This is an old revision of the document!
Section 4.1 Interval Scheduling: Greedy Stays Ahead
This section examines the Interval Scheduling Problem, which aims to find the largest subset of intervals that do not overlap one another in time. We must come upon a rule around which to design the greedy algorithm, and a few are suggested.
One possible rule is selecting the earliest starting times, but this will not work because the interval that begins first may end last, so none of the other intervals will be completed. In this example, as long as there are two or more other intervals that do not overlap, using the aforementioned rule will not yield an optimal solution.
Another rule that could be used is selecting the intervals in order of size – smallest to largest. This rule could lead us to select only one interval which, while small, overlaps two non-overlapping intervals and so it yields a subset of size 1 which is not the optimal solution.
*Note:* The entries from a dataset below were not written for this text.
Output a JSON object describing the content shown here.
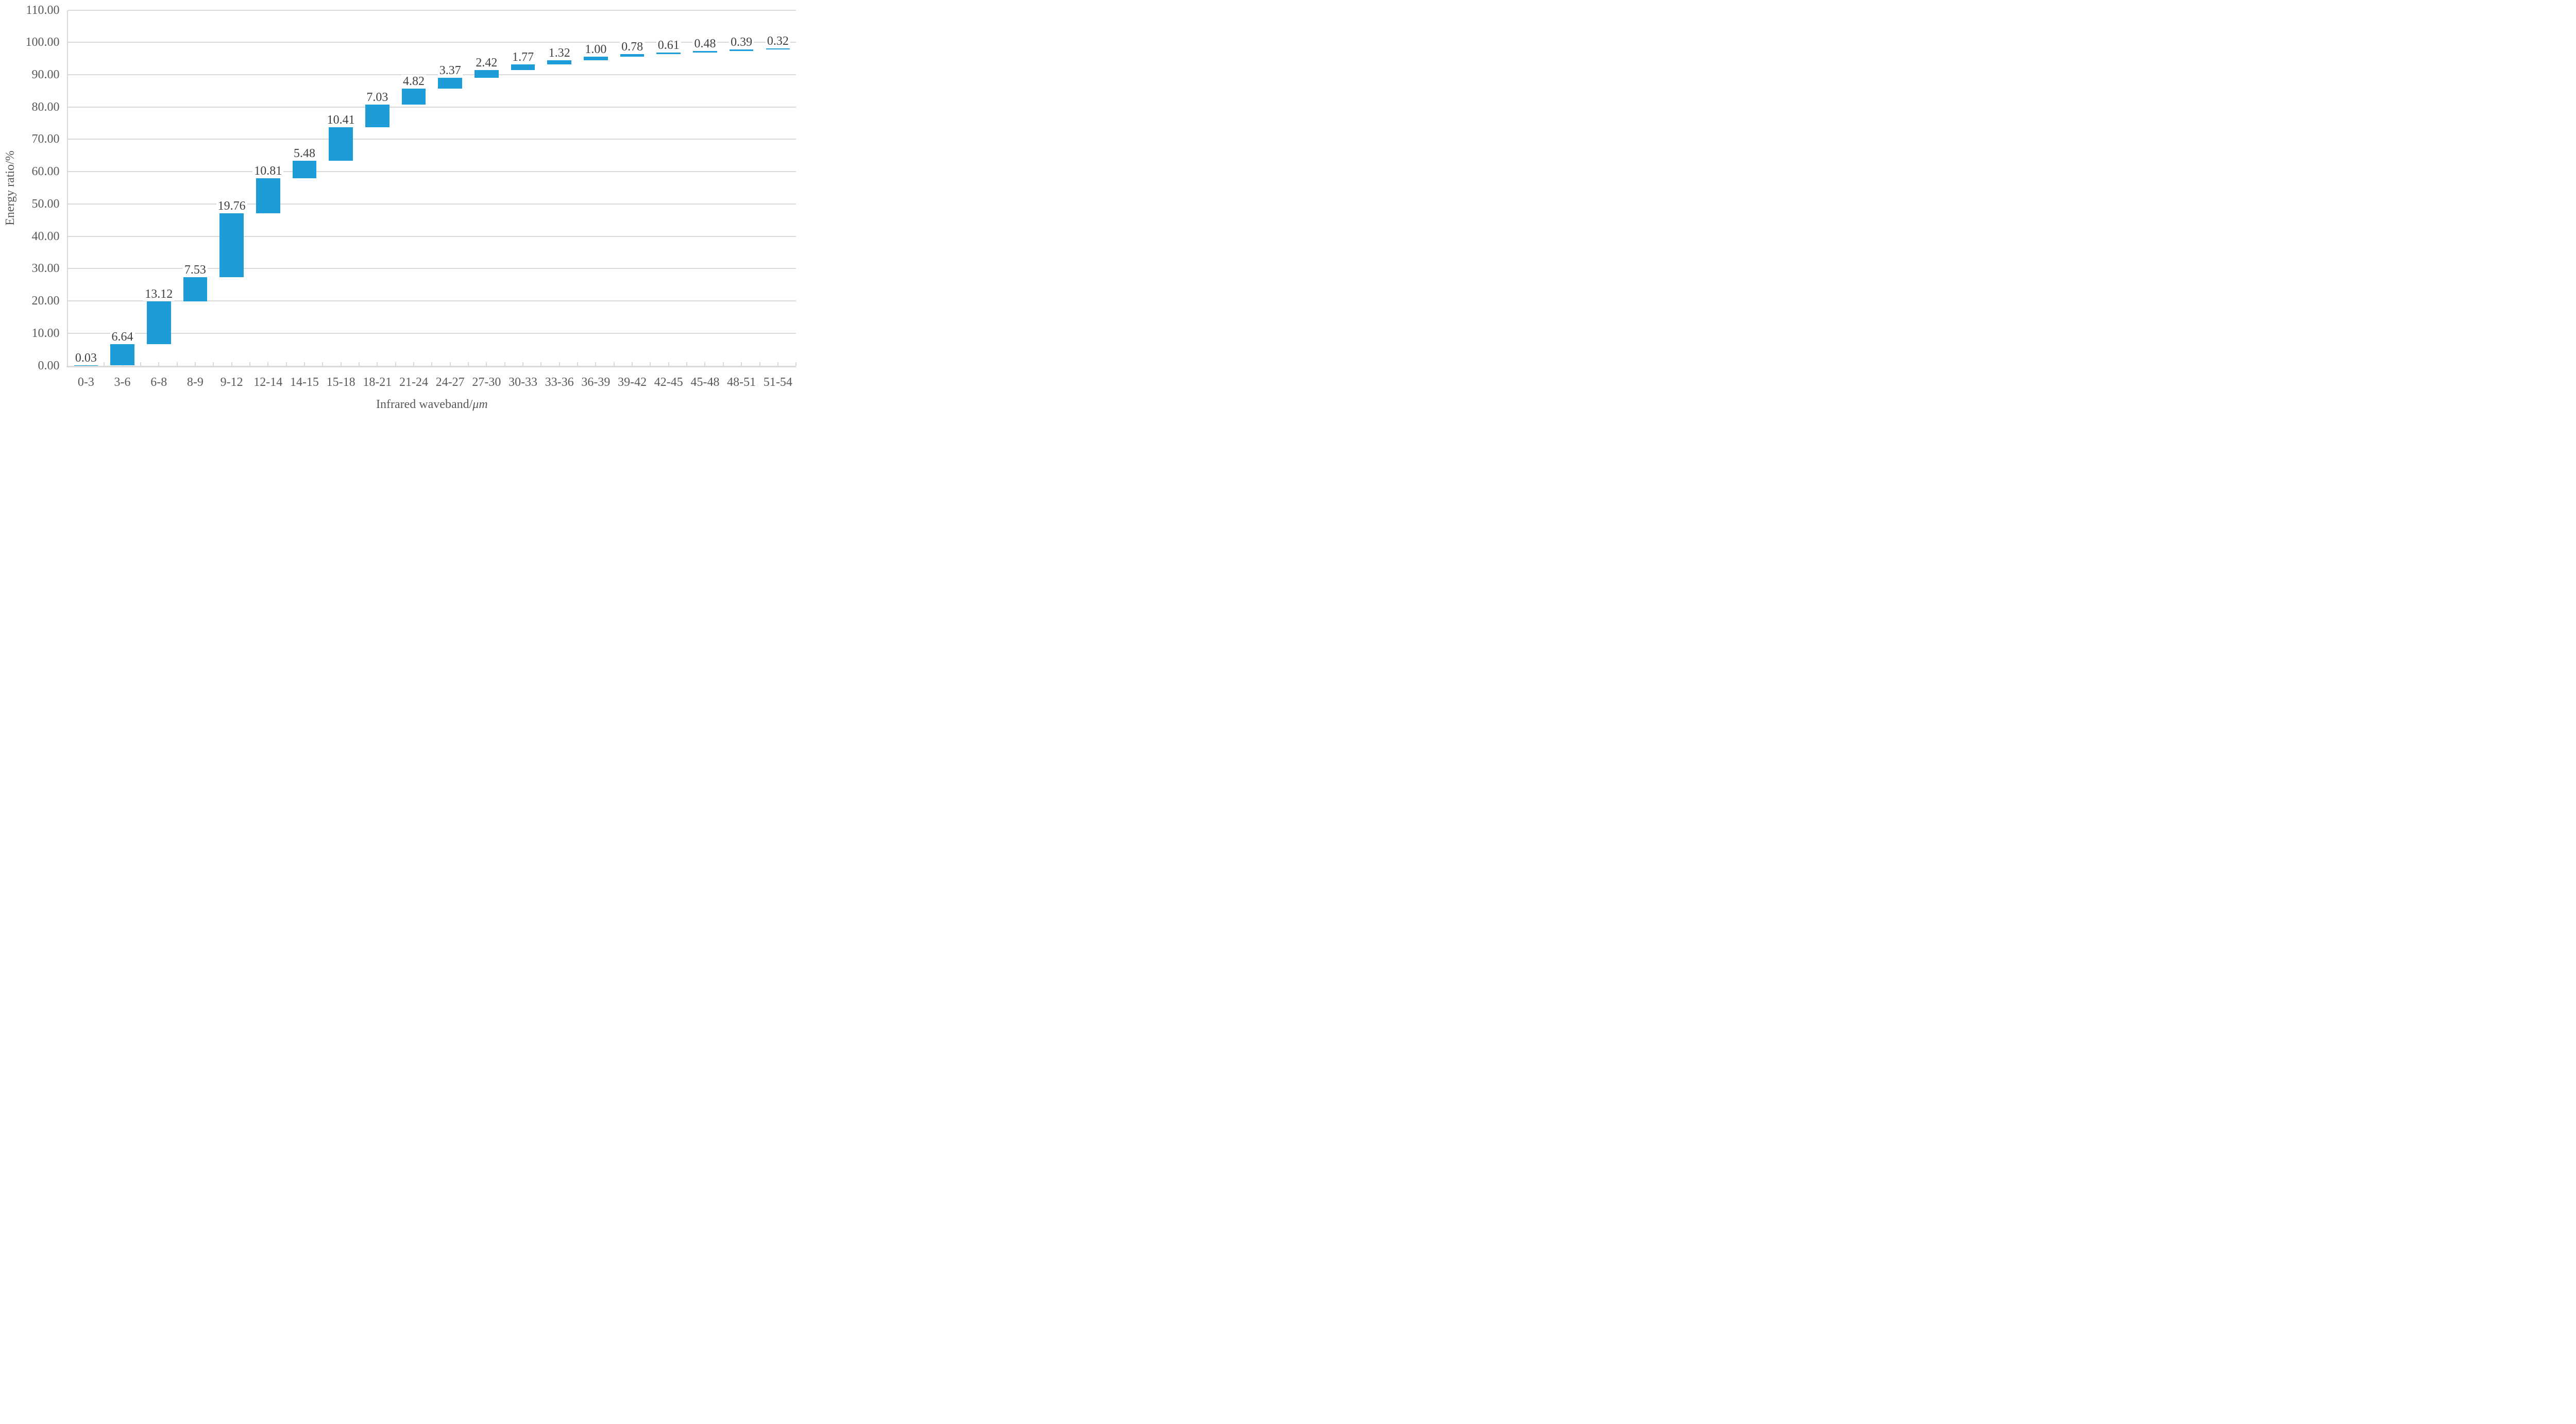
{
  "chart_data": {
    "type": "bar",
    "variant": "waterfall",
    "title": "",
    "categories": [
      "0-3",
      "3-6",
      "6-8",
      "8-9",
      "9-12",
      "12-14",
      "14-15",
      "15-18",
      "18-21",
      "21-24",
      "24-27",
      "27-30",
      "30-33",
      "33-36",
      "36-39",
      "39-42",
      "42-45",
      "45-48",
      "48-51",
      "51-54"
    ],
    "values": [
      0.03,
      6.64,
      13.12,
      7.53,
      19.76,
      10.81,
      5.48,
      10.41,
      7.03,
      4.82,
      3.37,
      2.42,
      1.77,
      1.32,
      1.0,
      0.78,
      0.61,
      0.48,
      0.39,
      0.32
    ],
    "value_labels": [
      "0.03",
      "6.64",
      "13.12",
      "7.53",
      "19.76",
      "10.81",
      "5.48",
      "10.41",
      "7.03",
      "4.82",
      "3.37",
      "2.42",
      "1.77",
      "1.32",
      "1.00",
      "0.78",
      "0.61",
      "0.48",
      "0.39",
      "0.32"
    ],
    "cumulative_end": [
      0.03,
      6.67,
      19.79,
      27.32,
      47.08,
      57.89,
      63.37,
      73.78,
      80.81,
      85.63,
      89.0,
      91.42,
      93.19,
      94.51,
      95.51,
      96.29,
      96.9,
      97.38,
      97.77,
      98.09
    ],
    "xlabel_prefix": "Infrared waveband/",
    "xlabel_unit": "μm",
    "ylabel": "Energy ratio/%",
    "ylim": [
      0,
      110
    ],
    "ytick_step": 10,
    "ytick_labels": [
      "0.00",
      "10.00",
      "20.00",
      "30.00",
      "40.00",
      "50.00",
      "60.00",
      "70.00",
      "80.00",
      "90.00",
      "100.00",
      "110.00"
    ],
    "grid": true,
    "legend": "none",
    "bar_color": "#1d9cd8",
    "gridline_color": "#d9d9d9",
    "axis_text_color": "#595959",
    "value_label_color": "#404040"
  }
}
A third solution is choosing intervals in order of fewest conflicts. This one will not work either because it does not take into account end times, which are important in anchoring this solution.
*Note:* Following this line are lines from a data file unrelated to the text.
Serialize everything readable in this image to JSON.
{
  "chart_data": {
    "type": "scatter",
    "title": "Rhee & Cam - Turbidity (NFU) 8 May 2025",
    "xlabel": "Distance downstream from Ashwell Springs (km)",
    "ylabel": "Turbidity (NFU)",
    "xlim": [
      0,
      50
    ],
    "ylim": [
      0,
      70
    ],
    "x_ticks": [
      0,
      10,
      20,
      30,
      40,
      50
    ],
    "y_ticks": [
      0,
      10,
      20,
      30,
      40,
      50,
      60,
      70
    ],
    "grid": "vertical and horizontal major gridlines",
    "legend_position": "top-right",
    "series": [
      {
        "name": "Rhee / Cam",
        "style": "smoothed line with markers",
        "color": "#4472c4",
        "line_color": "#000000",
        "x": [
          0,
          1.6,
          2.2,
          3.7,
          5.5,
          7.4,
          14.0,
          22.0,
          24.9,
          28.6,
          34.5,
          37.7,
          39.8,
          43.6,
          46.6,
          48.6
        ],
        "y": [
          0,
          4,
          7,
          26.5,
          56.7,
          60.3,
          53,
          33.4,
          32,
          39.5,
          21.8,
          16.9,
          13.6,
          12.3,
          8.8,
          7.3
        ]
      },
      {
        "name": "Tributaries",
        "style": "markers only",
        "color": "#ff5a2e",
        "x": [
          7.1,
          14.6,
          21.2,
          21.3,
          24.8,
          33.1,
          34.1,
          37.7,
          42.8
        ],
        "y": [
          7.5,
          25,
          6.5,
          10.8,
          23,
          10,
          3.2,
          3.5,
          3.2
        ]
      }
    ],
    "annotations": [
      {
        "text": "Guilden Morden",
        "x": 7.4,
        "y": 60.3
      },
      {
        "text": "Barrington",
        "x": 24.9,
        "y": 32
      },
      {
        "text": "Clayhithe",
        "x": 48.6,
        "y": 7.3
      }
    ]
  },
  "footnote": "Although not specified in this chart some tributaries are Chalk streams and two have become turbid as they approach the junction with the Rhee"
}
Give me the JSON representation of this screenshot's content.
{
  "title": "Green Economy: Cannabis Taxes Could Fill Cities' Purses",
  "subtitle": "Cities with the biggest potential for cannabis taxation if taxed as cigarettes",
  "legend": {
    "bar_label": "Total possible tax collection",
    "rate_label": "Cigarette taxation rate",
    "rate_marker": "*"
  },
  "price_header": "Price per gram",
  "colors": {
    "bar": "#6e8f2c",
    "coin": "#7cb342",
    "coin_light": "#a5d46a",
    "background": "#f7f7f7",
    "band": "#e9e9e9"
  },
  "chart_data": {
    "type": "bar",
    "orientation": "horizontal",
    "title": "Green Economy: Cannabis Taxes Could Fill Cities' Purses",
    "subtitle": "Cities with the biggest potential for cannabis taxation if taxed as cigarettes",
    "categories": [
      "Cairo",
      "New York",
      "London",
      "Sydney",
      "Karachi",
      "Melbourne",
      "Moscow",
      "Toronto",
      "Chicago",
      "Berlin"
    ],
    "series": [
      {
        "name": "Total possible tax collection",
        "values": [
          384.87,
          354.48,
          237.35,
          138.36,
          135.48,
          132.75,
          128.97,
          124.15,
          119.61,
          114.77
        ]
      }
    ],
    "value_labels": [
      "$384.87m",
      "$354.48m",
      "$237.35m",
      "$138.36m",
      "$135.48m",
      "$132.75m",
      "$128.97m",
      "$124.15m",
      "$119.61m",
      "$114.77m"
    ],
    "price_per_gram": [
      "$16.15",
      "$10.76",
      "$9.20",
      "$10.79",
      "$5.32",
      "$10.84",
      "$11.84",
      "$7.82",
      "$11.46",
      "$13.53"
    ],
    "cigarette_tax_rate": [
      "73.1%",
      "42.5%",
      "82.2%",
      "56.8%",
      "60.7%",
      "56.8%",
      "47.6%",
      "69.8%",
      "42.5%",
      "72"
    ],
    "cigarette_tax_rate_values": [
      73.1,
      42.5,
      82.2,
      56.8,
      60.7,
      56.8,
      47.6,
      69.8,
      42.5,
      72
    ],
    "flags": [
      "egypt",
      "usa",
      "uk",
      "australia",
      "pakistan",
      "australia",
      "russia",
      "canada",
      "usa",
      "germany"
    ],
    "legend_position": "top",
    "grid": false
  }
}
The rule that will work is selection of intervals based solely on which intervals end first. It can be proven that this solution is optimal by proving that the greedy algorithm will provide a solution which contains the same number of intervals as the optimal solution. The greedy algorithm will start by choosing the first interval to end, and then by choosing an interval that ends at the same time as the one in the same index position in the optimal set or earlier. The greedy algorithm stays ahead here by choosing the same interval as the one in the optimal set as its latest possible interval for that index position. Thus, the worst set that the greedy can pick is an optimal set and by definition it is also the best set the algorithm can pick. This means that the greedy algorithm always pick the optimal set.
It runs in O(n log n) time. The algorithm must sort the inputs based on ending time, an O(n log n) operation. It then creates an array in linear time and then selects the first interval and iterates through the rest of the intervals, selecting intervals whose start is greater than the previously selected interval's finish.
If we wanted to schedule all intervals using the fewest resources possible, the algorithm would only need a slight modification. This modification involves assigning a different label to each interval that overlaps and thus each label corresponds to a different “layer” or resource that the interval will occupy for the specified time.